Transformar o cotidiano escolar em um ambiente que reconhece identidades, histórias e direitos foi o eixo que orientou as ações de Diversidade e Inclusão desenvolvidas ao longo de 2025 pela Secretaria Municipal de Educação, Ciência e Tecnologia (Seduct). A iniciativa reuniu formações, seminários, apoio às escolas quilombolas e articulação entre diferentes áreas da gestão pública, com o objetivo de aproximar o currículo das vivências culturais e sociais de Campos dos Goytacazes.
Ao longo do ano, foram realizadas formações específicas em Educação Escolar Quilombola, seminários municipais sobre diversidade e encontros de trabalho que envolveram professores, gestores e técnicos. Programas como o PDDE Equidade receberam atenção para ampliar a autonomia das escolas e viabilizar práticas pedagógicas contextualizadas. Também houve atuação direta em unidades como a EM Maria Antônia Pessanha Trindade e a EM Ponta da Palha, com foco na implantação de práticas e no acompanhamento pedagógico.
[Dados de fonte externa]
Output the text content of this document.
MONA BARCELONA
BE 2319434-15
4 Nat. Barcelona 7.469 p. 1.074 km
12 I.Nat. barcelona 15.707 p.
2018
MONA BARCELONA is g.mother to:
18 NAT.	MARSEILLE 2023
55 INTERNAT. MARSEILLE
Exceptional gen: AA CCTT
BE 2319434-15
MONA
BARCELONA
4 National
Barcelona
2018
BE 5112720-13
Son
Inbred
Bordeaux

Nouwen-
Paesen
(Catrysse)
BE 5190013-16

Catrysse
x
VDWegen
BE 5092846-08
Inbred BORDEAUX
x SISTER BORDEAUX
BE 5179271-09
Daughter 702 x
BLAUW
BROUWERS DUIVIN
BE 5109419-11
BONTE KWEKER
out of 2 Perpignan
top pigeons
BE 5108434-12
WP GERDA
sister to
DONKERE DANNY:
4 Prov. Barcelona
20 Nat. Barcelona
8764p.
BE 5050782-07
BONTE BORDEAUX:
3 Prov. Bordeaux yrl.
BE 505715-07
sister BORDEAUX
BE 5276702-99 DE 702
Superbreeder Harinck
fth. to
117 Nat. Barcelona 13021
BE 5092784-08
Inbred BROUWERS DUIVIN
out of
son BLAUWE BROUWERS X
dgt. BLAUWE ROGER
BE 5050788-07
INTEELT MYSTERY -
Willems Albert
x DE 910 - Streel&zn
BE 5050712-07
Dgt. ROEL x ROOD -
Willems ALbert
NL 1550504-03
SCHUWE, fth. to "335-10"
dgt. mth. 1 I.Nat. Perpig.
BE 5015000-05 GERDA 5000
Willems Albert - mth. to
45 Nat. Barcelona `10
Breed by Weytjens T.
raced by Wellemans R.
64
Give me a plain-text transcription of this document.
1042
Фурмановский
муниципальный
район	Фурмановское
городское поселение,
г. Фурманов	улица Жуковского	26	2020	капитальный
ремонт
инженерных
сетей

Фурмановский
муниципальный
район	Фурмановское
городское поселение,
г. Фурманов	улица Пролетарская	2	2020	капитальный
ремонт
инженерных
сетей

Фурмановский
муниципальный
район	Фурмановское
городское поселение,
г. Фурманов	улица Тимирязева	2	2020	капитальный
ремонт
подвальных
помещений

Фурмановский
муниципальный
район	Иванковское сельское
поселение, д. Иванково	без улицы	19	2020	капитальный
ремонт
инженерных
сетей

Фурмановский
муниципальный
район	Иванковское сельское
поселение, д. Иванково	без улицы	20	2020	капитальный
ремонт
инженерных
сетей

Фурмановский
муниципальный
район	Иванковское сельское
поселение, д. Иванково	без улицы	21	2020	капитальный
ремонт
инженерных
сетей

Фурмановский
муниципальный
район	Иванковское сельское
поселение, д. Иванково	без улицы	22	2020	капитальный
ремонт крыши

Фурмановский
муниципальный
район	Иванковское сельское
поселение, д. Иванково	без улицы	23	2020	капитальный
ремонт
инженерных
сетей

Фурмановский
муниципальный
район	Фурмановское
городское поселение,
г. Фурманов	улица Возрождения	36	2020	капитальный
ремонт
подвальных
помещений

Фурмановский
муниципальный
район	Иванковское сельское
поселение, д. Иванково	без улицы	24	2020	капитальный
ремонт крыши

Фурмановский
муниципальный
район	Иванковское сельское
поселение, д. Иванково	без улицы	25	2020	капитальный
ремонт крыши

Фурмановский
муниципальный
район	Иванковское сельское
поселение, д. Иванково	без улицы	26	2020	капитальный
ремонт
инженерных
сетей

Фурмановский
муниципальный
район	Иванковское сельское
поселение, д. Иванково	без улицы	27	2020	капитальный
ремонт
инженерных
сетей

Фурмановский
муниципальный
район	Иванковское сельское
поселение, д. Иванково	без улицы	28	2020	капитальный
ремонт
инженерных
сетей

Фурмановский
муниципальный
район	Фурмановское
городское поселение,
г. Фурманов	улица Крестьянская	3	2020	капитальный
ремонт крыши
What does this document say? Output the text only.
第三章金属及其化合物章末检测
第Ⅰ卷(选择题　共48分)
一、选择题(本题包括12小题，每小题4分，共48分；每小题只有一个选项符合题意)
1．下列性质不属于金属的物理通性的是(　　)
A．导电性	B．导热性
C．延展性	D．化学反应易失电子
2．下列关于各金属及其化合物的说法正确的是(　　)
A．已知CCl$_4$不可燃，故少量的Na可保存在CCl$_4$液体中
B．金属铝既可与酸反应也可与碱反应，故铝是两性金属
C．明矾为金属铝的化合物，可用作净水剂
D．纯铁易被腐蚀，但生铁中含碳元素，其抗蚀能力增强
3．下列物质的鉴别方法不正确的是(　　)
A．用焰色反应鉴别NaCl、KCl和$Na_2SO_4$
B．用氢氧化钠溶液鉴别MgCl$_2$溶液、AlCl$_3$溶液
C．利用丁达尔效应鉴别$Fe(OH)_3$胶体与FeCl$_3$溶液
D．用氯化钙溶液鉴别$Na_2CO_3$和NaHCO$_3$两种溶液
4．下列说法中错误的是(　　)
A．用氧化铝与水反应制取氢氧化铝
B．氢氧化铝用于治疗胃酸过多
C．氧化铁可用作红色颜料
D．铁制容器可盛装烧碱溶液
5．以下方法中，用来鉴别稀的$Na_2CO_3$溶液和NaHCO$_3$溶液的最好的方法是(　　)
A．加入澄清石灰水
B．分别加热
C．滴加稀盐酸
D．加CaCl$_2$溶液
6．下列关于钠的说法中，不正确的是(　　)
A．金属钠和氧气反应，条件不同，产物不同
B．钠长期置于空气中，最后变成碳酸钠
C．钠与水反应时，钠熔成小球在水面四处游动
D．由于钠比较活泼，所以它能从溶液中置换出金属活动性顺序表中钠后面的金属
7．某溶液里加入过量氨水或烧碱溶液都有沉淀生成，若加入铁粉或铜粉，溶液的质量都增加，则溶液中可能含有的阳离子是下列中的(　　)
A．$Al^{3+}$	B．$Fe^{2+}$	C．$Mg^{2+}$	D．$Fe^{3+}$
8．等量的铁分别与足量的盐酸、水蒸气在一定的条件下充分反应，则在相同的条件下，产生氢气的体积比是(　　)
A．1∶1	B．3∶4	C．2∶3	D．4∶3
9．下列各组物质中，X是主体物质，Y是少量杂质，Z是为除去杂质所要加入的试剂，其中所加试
Parcerias com universidades e instituições de pesquisa foram peças centrais nas iniciativas. Institutos como o NIJUP e a UFF colaboraram em cursos e encontros, o IFF ofereceu espaço para pós-graduação, e o diálogo com as secretarias de Turismo, Saúde e Qualificação impulsionou projetos de etnoturismo, ações de saúde integral e propostas de formação profissional. Segundo Diego Henrique Nascimento, gerente de Diversidade e Inclusão da Seduct, essas articulações ampliaram o alcance das ações e facilitaram o intercâmbio entre saberes escolares e comunitários.

Ele afirma que “2026 será um ano de tradução prática das políticas. Vamos fortalecer espaços de diálogo entre equipes, consolidar formações permanentes e criar instrumentos de monitoramento para garantir que protocolos e materiais cheguem, de fato, às salas de aula”. Para Diego, é essencial que a gestão ofereça suporte técnico e tempo para que professores e comunidades construam práticas alinhadas às realidades locais.
As propostas para 2026 incluem a publicação e a difusão de materiais pedagógicos, com o Caderno Pedagógico de Educação Quilombola previsto para o início do ano e a expectativa de lançamento de um Caderno da EJA. A produção de conteúdos audiovisuais, a sistematização de recursos no Portal PAE e a criação de um calendário anual de formações visam dar continuidade às ações. No plano normativo, estão previstas orientações para o enfrentamento da violência escolar, protocolos para escolas do campo e quilombolas e diretrizes para práticas antirracistas.

A Gerência também mira a implantação de instrumentos institucionais que garantam sustentabilidade às políticas públicas. Entre as metas estão a elaboração do Plano Municipal de Educação Escolar Quilombola, a criação de centros de memória nas escolas, a formação de um Comitê da Educação do Campo e a construção de roteiros afro-brasileiros e indígenas que valorizem o patrimônio e a identidade. O desafio agora é assegurar que essas iniciativas saiam do papel e sejam percebidas no cotidiano de estudantes, famílias e comunidades.